Backups include profile state — memories, sessions, skills, SOUL, and config. Credentials and live databases are deliberately excluded from the state export. If the cluster backup age key is configured under Cluster Settings → Backup, credentials are instead written as an encrypted sidecar in your object storage. During restore, paste the age private key only if you want to restore those encrypted credentials; the key is used once and is not stored.

The Backups tab supports:

  • scheduled backups driven by the in-cluster CronJob
  • manual Back Up Now runs
  • run progress for exported, failed, and current profiles
  • stored backup inventory for the current agent

Restores happen from Add Profile → Advanced options → From backup. The restore picker can include backups from other agents in the organization, filtered by your access to each backup’s source cluster.

Some runtimes require browser or device pairing before the control UI can connect.

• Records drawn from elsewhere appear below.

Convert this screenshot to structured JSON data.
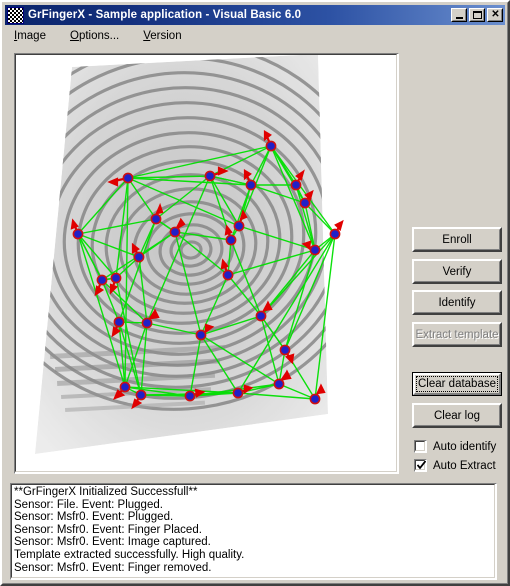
{
  "window": {
    "title": "GrFingerX - Sample application - Visual Basic 6.0",
    "icon": "checkerboard-icon",
    "titlebar_color": "#0a246a",
    "face_color": "#d4d0c8",
    "controls": {
      "minimize": "minimize-button",
      "maximize": "maximize-button",
      "close": "close-button"
    }
  },
  "menubar": {
    "items": [
      {
        "label": "Image",
        "accel": "I"
      },
      {
        "label": "Options...",
        "accel": "O"
      },
      {
        "label": "Version",
        "accel": "V"
      }
    ]
  },
  "image_panel": {
    "name": "fingerprint-preview",
    "background": "#ffffff",
    "overlay": {
      "minutiae_dot_color": "#2020c8",
      "minutiae_dot_edge": "#d01010",
      "direction_arrow_color": "#e00000",
      "link_line_color": "#00e000"
    }
  },
  "buttons": [
    {
      "key": "enroll",
      "label": "Enroll",
      "enabled": true,
      "focused": false
    },
    {
      "key": "verify",
      "label": "Verify",
      "enabled": true,
      "focused": false
    },
    {
      "key": "identify",
      "label": "Identify",
      "enabled": true,
      "focused": false
    },
    {
      "key": "extract_template",
      "label": "Extract template",
      "enabled": false,
      "focused": false
    },
    {
      "key": "clear_database",
      "label": "Clear database",
      "enabled": true,
      "focused": true
    },
    {
      "key": "clear_log",
      "label": "Clear log",
      "enabled": true,
      "focused": false
    }
  ],
  "checkboxes": [
    {
      "key": "auto_identify",
      "label": "Auto identify",
      "checked": false
    },
    {
      "key": "auto_extract",
      "label": "Auto Extract",
      "checked": true
    }
  ],
  "log": {
    "lines": [
      "**GrFingerX Initialized Successfull**",
      "Sensor: File. Event: Plugged.",
      "Sensor: Msfr0. Event: Plugged.",
      "Sensor: Msfr0. Event: Finger Placed.",
      "Sensor: Msfr0. Event: Image captured.",
      "Template extracted successfully. High quality.",
      "Sensor: Msfr0. Event: Finger removed."
    ]
  }
}
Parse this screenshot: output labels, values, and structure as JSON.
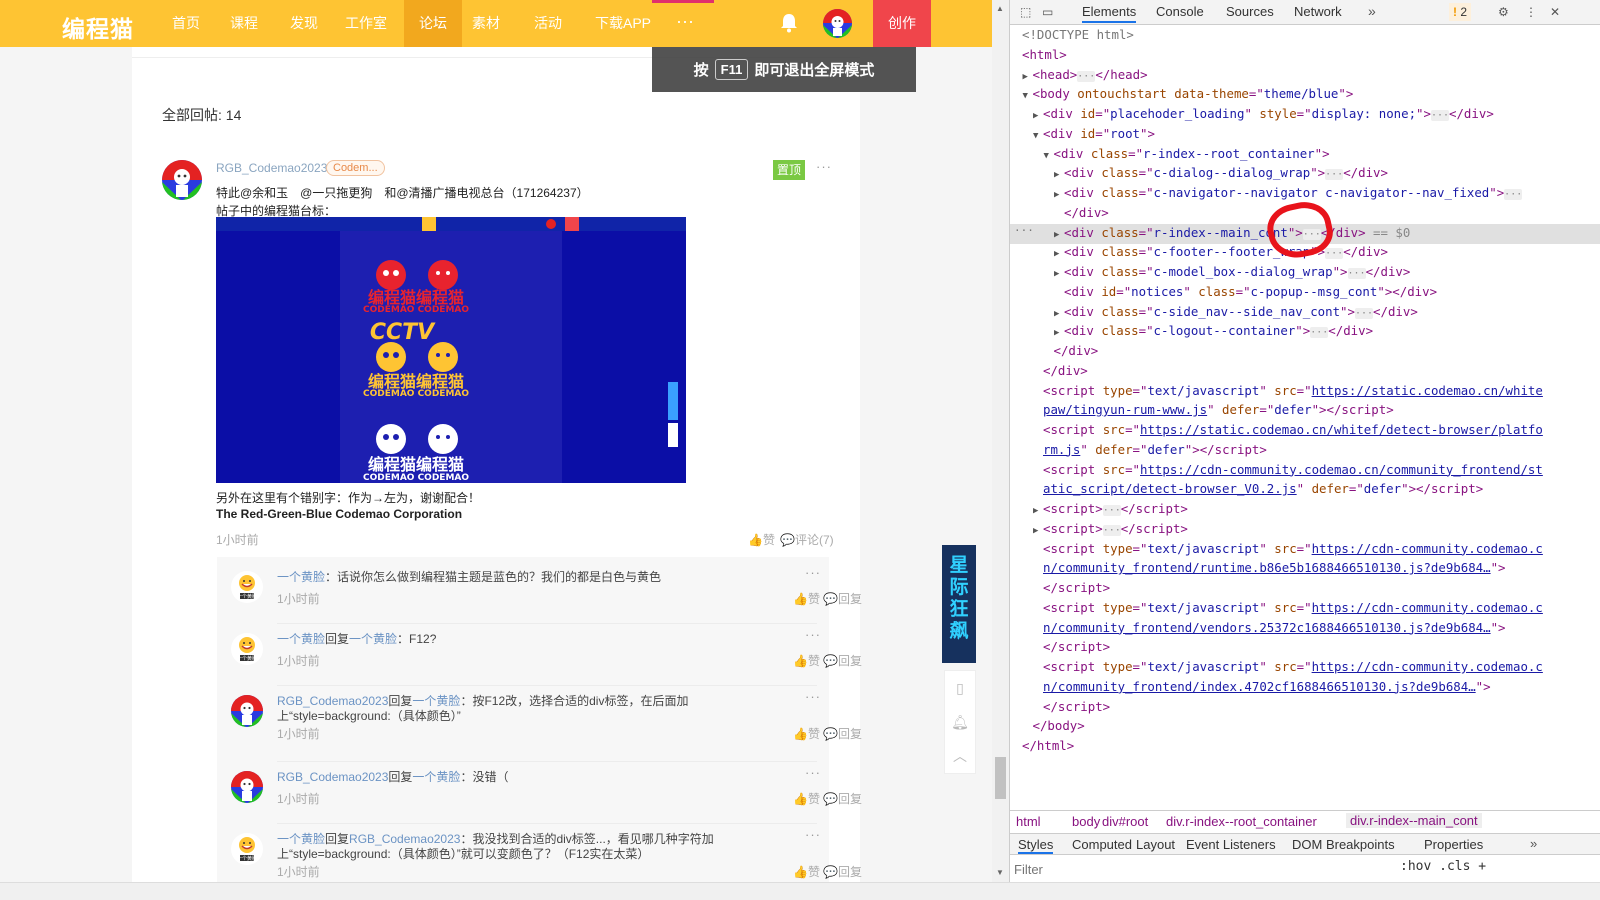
{
  "site": {
    "logo": "编程猫",
    "nav": [
      "首页",
      "课程",
      "发现",
      "工作室",
      "论坛",
      "素材",
      "活动",
      "下载APP"
    ],
    "nav_active_index": 4,
    "more": "···",
    "create": "创作",
    "toast": {
      "prefix": "按",
      "key": "F11",
      "suffix": "即可退出全屏模式"
    },
    "reply_count": "全部回帖: 14",
    "post": {
      "author": "RGB_Codemao2023",
      "badge": "Codem...",
      "pin": "置顶",
      "line1": "特此@余和玉　@一只拖更狗　和@清播广播电视总台（171264237）",
      "line2": "帖子中的编程猫台标：",
      "line3": "另外在这里有个错别字：作为→左为，谢谢配合！",
      "line4": "The Red-Green-Blue Codemao Corporation",
      "time": "1小时前",
      "like": "赞",
      "comment": "评论(7)"
    },
    "image": {
      "title1": "编程猫编程猫",
      "sub1": "CODEMAO CODEMAO",
      "cctv": "CCTV",
      "title2": "编程猫编程猫",
      "sub2": "CODEMAO CODEMAO",
      "title3": "编程猫编程猫",
      "sub3": "CODEMAO CODEMAO"
    },
    "comments": [
      {
        "user": "一个黄脸",
        "mid": "",
        "target": "",
        "text": "：话说你怎么做到编程猫主题是蓝色的？我们的都是白色与黄色",
        "time": "1小时前",
        "avatar": "yellow"
      },
      {
        "user": "一个黄脸",
        "mid": "回复",
        "target": "一个黄脸",
        "text": "：F12?",
        "time": "1小时前",
        "avatar": "yellow"
      },
      {
        "user": "RGB_Codemao2023",
        "mid": "回复",
        "target": "一个黄脸",
        "text": "：按F12改，选择合适的div标签，在后面加上“style=background:（具体颜色）”",
        "time": "1小时前",
        "avatar": "rgb"
      },
      {
        "user": "RGB_Codemao2023",
        "mid": "回复",
        "target": "一个黄脸",
        "text": "：没错（",
        "time": "1小时前",
        "avatar": "rgb"
      },
      {
        "user": "一个黄脸",
        "mid": "回复",
        "target": "RGB_Codemao2023",
        "text": "：我没找到合适的div标签...，看见哪几种字符加上“style=background:（具体颜色）”就可以变颜色了？（F12实在太菜）",
        "time": "1小时前",
        "avatar": "yellow"
      }
    ],
    "like": "赞",
    "reply": "回复",
    "side_promo": "星际狂飙"
  },
  "devtools": {
    "tabs": [
      "Elements",
      "Console",
      "Sources",
      "Network"
    ],
    "active_tab": "Elements",
    "more": "»",
    "warn_count": "2",
    "lines": [
      {
        "indent": 0,
        "tri": "",
        "html": "<span class='dc'>&lt;!DOCTYPE html&gt;</span>"
      },
      {
        "indent": 0,
        "tri": "",
        "html": "&lt;html&gt;"
      },
      {
        "indent": 1,
        "tri": "▶",
        "html": "&lt;head&gt;<span class='el'>···</span>&lt;/head&gt;"
      },
      {
        "indent": 1,
        "tri": "▼",
        "html": "&lt;body <span class='an'>ontouchstart</span> <span class='an'>data-theme</span>=\"<span class='av'>theme/blue</span>\"&gt;"
      },
      {
        "indent": 2,
        "tri": "▶",
        "html": "&lt;div <span class='an'>id</span>=\"<span class='av'>placehoder_loading</span>\" <span class='an'>style</span>=\"<span class='av'>display: none;</span>\"&gt;<span class='el'>···</span>&lt;/div&gt;"
      },
      {
        "indent": 2,
        "tri": "▼",
        "html": "&lt;div <span class='an'>id</span>=\"<span class='av'>root</span>\"&gt;"
      },
      {
        "indent": 3,
        "tri": "▼",
        "html": "&lt;div <span class='an'>class</span>=\"<span class='av'>r-index--root_container</span>\"&gt;"
      },
      {
        "indent": 4,
        "tri": "▶",
        "html": "&lt;div <span class='an'>class</span>=\"<span class='av'>c-dialog--dialog_wrap</span>\"&gt;<span class='el'>···</span>&lt;/div&gt;"
      },
      {
        "indent": 4,
        "tri": "▶",
        "html": "&lt;div <span class='an'>class</span>=\"<span class='av'>c-navigator--navigator c-navigator--nav_fixed</span>\"&gt;<span class='el'>···</span>"
      },
      {
        "indent": 4,
        "tri": "",
        "html": "&lt;/div&gt;"
      },
      {
        "indent": 4,
        "tri": "▶",
        "html": "&lt;div <span class='an'>class</span>=\"<span class='av'>r-index--main_cont</span>\"&gt;<span class='el'>···</span>&lt;/div&gt; <span class='sel0'>== $0</span>"
      },
      {
        "indent": 4,
        "tri": "▶",
        "html": "&lt;div <span class='an'>class</span>=\"<span class='av'>c-footer--footer_wrap</span>\"&gt;<span class='el'>···</span>&lt;/div&gt;"
      },
      {
        "indent": 4,
        "tri": "▶",
        "html": "&lt;div <span class='an'>class</span>=\"<span class='av'>c-model_box--dialog_wrap</span>\"&gt;<span class='el'>···</span>&lt;/div&gt;"
      },
      {
        "indent": 4,
        "tri": "",
        "html": "&lt;div <span class='an'>id</span>=\"<span class='av'>notices</span>\" <span class='an'>class</span>=\"<span class='av'>c-popup--msg_cont</span>\"&gt;&lt;/div&gt;"
      },
      {
        "indent": 4,
        "tri": "▶",
        "html": "&lt;div <span class='an'>class</span>=\"<span class='av'>c-side_nav--side_nav_cont</span>\"&gt;<span class='el'>···</span>&lt;/div&gt;"
      },
      {
        "indent": 4,
        "tri": "▶",
        "html": "&lt;div <span class='an'>class</span>=\"<span class='av'>c-logout--container</span>\"&gt;<span class='el'>···</span>&lt;/div&gt;"
      },
      {
        "indent": 3,
        "tri": "",
        "html": "&lt;/div&gt;"
      },
      {
        "indent": 2,
        "tri": "",
        "html": "&lt;/div&gt;"
      },
      {
        "indent": 2,
        "tri": "",
        "html": "&lt;script <span class='an'>type</span>=\"<span class='av'>text/javascript</span>\" <span class='an'>src</span>=\"<span class='lk'>https://static.codemao.cn/white</span>"
      },
      {
        "indent": 2,
        "tri": "",
        "html": "<span class='lk'>paw/tingyun-rum-www.js</span>\" <span class='an'>defer</span>=\"<span class='av'>defer</span>\"&gt;&lt;/script&gt;"
      },
      {
        "indent": 2,
        "tri": "",
        "html": "&lt;script <span class='an'>src</span>=\"<span class='lk'>https://static.codemao.cn/whitef/detect-browser/platfo</span>"
      },
      {
        "indent": 2,
        "tri": "",
        "html": "<span class='lk'>rm.js</span>\" <span class='an'>defer</span>=\"<span class='av'>defer</span>\"&gt;&lt;/script&gt;"
      },
      {
        "indent": 2,
        "tri": "",
        "html": "&lt;script <span class='an'>src</span>=\"<span class='lk'>https://cdn-community.codemao.cn/community_frontend/st</span>"
      },
      {
        "indent": 2,
        "tri": "",
        "html": "<span class='lk'>atic_script/detect-browser_V0.2.js</span>\" <span class='an'>defer</span>=\"<span class='av'>defer</span>\"&gt;&lt;/script&gt;"
      },
      {
        "indent": 2,
        "tri": "▶",
        "html": "&lt;script&gt;<span class='el'>···</span>&lt;/script&gt;"
      },
      {
        "indent": 2,
        "tri": "▶",
        "html": "&lt;script&gt;<span class='el'>···</span>&lt;/script&gt;"
      },
      {
        "indent": 2,
        "tri": "",
        "html": "&lt;script <span class='an'>type</span>=\"<span class='av'>text/javascript</span>\" <span class='an'>src</span>=\"<span class='lk'>https://cdn-community.codemao.c</span>"
      },
      {
        "indent": 2,
        "tri": "",
        "html": "<span class='lk'>n/community_frontend/runtime.b86e5b1688466510130.js?de9b684…</span>\"&gt;"
      },
      {
        "indent": 2,
        "tri": "",
        "html": "&lt;/script&gt;"
      },
      {
        "indent": 2,
        "tri": "",
        "html": "&lt;script <span class='an'>type</span>=\"<span class='av'>text/javascript</span>\" <span class='an'>src</span>=\"<span class='lk'>https://cdn-community.codemao.c</span>"
      },
      {
        "indent": 2,
        "tri": "",
        "html": "<span class='lk'>n/community_frontend/vendors.25372c1688466510130.js?de9b684…</span>\"&gt;"
      },
      {
        "indent": 2,
        "tri": "",
        "html": "&lt;/script&gt;"
      },
      {
        "indent": 2,
        "tri": "",
        "html": "&lt;script <span class='an'>type</span>=\"<span class='av'>text/javascript</span>\" <span class='an'>src</span>=\"<span class='lk'>https://cdn-community.codemao.c</span>"
      },
      {
        "indent": 2,
        "tri": "",
        "html": "<span class='lk'>n/community_frontend/index.4702cf1688466510130.js?de9b684…</span>\"&gt;"
      },
      {
        "indent": 2,
        "tri": "",
        "html": "&lt;/script&gt;"
      },
      {
        "indent": 1,
        "tri": "",
        "html": "&lt;/body&gt;"
      },
      {
        "indent": 0,
        "tri": "",
        "html": "&lt;/html&gt;"
      }
    ],
    "selected_line": 10,
    "breadcrumb": [
      "html",
      "body",
      "div#root",
      "div.r-index--root_container",
      "div.r-index--main_cont"
    ],
    "subtabs": [
      "Styles",
      "Computed",
      "Layout",
      "Event Listeners",
      "DOM Breakpoints",
      "Properties"
    ],
    "filter_placeholder": "Filter",
    "filter_tools": ":hov .cls +"
  },
  "colors": {
    "nav_bg": "#fec433",
    "nav_active": "#f2a81e",
    "create": "#f0454b",
    "pin": "#7ac943",
    "accent": "#1a73e8"
  }
}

OpenClaw supports device approval, so its agent detail page includes a Devices tab.

Use Approve Latest after opening the runtime’s control UI, or paste the request ID shown by the agent and choose Approve Request.

  • Reading agents requires cluster read access.
  • Deploying, editing, creating profiles, triggering backups, testing webhooks, approving devices, and uninstalling require cluster write access.
  • Archived clusters block mutating agent actions.
  • Webhook secret reveal requires step-up verification.
  • State backups are stored in your selected object storage integration.
  • Organization-wide backup restore lists are filtered by source-cluster access.
  • External dashboards can manage sessions and secrets; expose them only behind a trusted private boundary.